As a kid, I never knew what it was like to sleep in on the weekend and watch TV until you can’t watch it anymore. I was always working, particularly cutting lawns at the age of 7 or 8. After doing that for several years, I jumped right into working an actual job where I had no choice, but to work the weekends. So imagine most of your life always having to work the weekends and never having them off. It’s a terrible feeling. However, that has since changed. I have Saturdays off from my many jobs, and I have made it a mission to NOT WORK AT ALL.

I don’t care what happens on Saturdays, LEAVE ME ALONE! Some employers don’t understand what it means to let an employee have time off to spend with family or to themselves. I used to get annoyed by a constant barrage of texts and emails, but now I ignore them. I don’t check email at all, as I’ve come to the realization that the issue will be there tomorrow, so I’m not stressing about it till tomorrow. With my phone, I just don’t look at it. Put it away, stash it, feign ignorance because it’s the best way to prevent stress taking over.. If you’re not replying it’s a reason, and if they don’t catch a clue, that’s their problem not yours.

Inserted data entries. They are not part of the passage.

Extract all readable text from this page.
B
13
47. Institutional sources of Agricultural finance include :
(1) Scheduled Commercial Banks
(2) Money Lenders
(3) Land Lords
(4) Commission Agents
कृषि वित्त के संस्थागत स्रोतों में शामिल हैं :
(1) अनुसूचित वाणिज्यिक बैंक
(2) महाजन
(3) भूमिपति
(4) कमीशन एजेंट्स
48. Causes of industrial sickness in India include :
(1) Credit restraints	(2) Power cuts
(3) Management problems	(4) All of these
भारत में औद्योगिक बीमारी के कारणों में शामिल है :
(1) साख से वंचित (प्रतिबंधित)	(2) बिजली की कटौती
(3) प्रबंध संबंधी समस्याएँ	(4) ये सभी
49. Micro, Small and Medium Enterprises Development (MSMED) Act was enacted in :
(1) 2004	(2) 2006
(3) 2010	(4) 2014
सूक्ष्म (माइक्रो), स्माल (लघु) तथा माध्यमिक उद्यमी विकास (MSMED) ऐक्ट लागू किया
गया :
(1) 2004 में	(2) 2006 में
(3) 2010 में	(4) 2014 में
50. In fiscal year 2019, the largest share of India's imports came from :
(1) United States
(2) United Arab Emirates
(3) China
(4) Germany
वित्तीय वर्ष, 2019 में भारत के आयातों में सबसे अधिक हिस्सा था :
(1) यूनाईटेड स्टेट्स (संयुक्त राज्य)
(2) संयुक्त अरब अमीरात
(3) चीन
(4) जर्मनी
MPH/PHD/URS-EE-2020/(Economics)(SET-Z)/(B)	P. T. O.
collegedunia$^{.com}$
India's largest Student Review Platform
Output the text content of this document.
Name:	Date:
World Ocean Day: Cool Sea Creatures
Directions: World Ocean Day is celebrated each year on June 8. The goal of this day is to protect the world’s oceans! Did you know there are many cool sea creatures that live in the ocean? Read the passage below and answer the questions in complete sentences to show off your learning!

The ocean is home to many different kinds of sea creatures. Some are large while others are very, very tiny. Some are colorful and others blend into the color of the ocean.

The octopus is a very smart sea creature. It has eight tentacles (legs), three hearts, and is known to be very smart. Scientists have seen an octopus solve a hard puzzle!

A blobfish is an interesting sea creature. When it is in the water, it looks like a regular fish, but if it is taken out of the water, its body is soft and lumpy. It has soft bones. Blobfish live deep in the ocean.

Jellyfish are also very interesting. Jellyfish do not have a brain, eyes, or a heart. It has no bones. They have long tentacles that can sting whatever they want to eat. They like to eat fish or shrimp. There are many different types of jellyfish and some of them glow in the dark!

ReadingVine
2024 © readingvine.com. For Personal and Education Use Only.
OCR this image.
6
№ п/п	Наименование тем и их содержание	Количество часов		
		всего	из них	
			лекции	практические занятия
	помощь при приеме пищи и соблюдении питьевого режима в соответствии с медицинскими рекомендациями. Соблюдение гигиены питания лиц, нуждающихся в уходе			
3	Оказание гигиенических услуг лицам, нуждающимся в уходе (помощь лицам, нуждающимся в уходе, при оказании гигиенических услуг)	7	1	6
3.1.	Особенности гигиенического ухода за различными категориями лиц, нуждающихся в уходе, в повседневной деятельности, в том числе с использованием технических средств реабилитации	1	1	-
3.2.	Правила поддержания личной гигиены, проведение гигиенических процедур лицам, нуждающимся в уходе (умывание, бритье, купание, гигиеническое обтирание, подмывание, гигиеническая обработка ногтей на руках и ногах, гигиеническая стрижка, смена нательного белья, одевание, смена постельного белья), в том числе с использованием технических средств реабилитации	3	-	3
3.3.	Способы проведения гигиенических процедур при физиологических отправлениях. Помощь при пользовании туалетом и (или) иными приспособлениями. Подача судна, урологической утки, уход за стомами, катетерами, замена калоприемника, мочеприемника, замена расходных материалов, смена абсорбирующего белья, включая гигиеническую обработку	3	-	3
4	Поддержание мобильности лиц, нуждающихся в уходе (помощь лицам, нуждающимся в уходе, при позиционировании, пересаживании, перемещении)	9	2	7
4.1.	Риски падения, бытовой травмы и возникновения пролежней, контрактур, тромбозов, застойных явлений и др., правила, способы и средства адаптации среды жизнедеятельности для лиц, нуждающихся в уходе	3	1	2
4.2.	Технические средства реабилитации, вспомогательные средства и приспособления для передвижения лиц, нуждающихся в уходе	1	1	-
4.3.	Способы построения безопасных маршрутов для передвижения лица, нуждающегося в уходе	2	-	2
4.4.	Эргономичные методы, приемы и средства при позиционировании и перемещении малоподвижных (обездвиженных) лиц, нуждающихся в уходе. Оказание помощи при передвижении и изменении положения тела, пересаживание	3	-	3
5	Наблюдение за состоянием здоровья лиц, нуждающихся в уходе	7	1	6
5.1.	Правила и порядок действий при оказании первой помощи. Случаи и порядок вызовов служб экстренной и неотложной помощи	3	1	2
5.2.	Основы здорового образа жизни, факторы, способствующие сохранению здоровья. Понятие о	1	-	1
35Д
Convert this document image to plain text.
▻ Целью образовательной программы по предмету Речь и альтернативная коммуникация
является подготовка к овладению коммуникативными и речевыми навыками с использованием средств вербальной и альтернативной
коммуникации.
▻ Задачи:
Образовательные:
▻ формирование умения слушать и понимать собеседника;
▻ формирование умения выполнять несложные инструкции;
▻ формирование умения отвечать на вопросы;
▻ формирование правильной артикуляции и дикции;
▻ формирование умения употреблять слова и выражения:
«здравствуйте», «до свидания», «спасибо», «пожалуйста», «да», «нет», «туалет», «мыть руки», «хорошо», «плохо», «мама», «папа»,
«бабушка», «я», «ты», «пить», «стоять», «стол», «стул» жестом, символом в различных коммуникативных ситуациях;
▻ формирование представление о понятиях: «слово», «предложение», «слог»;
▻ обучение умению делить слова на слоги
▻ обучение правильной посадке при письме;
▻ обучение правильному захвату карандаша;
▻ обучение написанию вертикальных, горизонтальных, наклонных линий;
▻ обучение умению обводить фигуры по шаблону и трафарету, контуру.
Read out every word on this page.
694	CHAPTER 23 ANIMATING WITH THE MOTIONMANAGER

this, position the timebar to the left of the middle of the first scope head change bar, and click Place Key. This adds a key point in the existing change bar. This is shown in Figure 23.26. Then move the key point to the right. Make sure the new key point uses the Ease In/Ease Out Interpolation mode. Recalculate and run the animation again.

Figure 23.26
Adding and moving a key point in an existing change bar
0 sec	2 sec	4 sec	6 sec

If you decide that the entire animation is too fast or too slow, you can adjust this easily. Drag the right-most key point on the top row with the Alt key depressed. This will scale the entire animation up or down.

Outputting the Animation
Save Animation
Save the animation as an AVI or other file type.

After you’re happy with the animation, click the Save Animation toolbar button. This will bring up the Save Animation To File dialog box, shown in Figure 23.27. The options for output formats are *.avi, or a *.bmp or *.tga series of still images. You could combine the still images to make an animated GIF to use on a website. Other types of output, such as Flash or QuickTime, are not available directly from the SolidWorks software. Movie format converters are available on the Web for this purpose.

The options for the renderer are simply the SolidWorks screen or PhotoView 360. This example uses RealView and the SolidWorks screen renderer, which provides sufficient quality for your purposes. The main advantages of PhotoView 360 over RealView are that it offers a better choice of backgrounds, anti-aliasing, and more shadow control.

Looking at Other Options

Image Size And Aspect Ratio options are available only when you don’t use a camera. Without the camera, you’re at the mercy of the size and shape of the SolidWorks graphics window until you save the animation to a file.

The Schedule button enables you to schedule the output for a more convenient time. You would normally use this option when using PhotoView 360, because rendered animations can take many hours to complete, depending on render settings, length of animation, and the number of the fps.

On top of that, it’s time for me to take more vacations. I mean who works years at a company and never takes a vacation. An idiot does, and I was that idiot for a long time, thinking if I took time off it would hurt me. It just recently dawned on me if a company doesn’t have the resources to have someone cover your shift or workload when you take a leave of absence, the company has some major issues and you need to reevaluate where you work.

You shouldn’t feel guilty about taking time off and a company shouldn’t ‘punish’ you for doing it. Get your ducks in order because things are going to happen where you CANNOT or you’re unable to work and when that does the company better have a backup plan or they’ll be the ones caught in a pickle not you. This sounds like a long rant, and I’m certain there are many of you out there who connect with me on these issues, but the biggest thing I’m doing in 2020 is focusing on my career endeavors.

There are things that I want to do that I have constantly placed to the side because of my focus on others. I’m not doing that anymore, 2020 is about me, and my wants, needs and desires. I’m going to be a bit selfish in the pursuit of doing things that make me happy, starting with more creative writing. Yes, I’m a writer and I’m a damn good writer at that, but it doesn’t mean I want to write just to write. I want my writing to have purpose, to have meaning, and more importantly I want it to be fulfilling.

I know my ability to write is a gift, and I’ve allowed that gift to go to waste because I haven’t focused my attention on my screenwriting, which is the one thing that brings utter joy in ways that nothing else does. The ideas that pop into my head, the stories I want to tell, the visions I have in my head, they are endless. They’re all there, but I’m not placing them on paper because my focus is elsewhere. I’m not doing that anymore, the focus will be on that and I’m going to turn this into a career. Of course I know it’s not going to happen overnight, heck I’ve been working at it for the past 5 years, but not to the degree where I’m investing my all into it.

I’m wasting time and I’m not getting any younger, it’s either now or never on this dream, which has made me realize time is the one thing in life you can never get back. When you waste it, it’s gone, so for 2020, my time will no longer be wasted. It’s precious and now it’s time for me to treat it that way.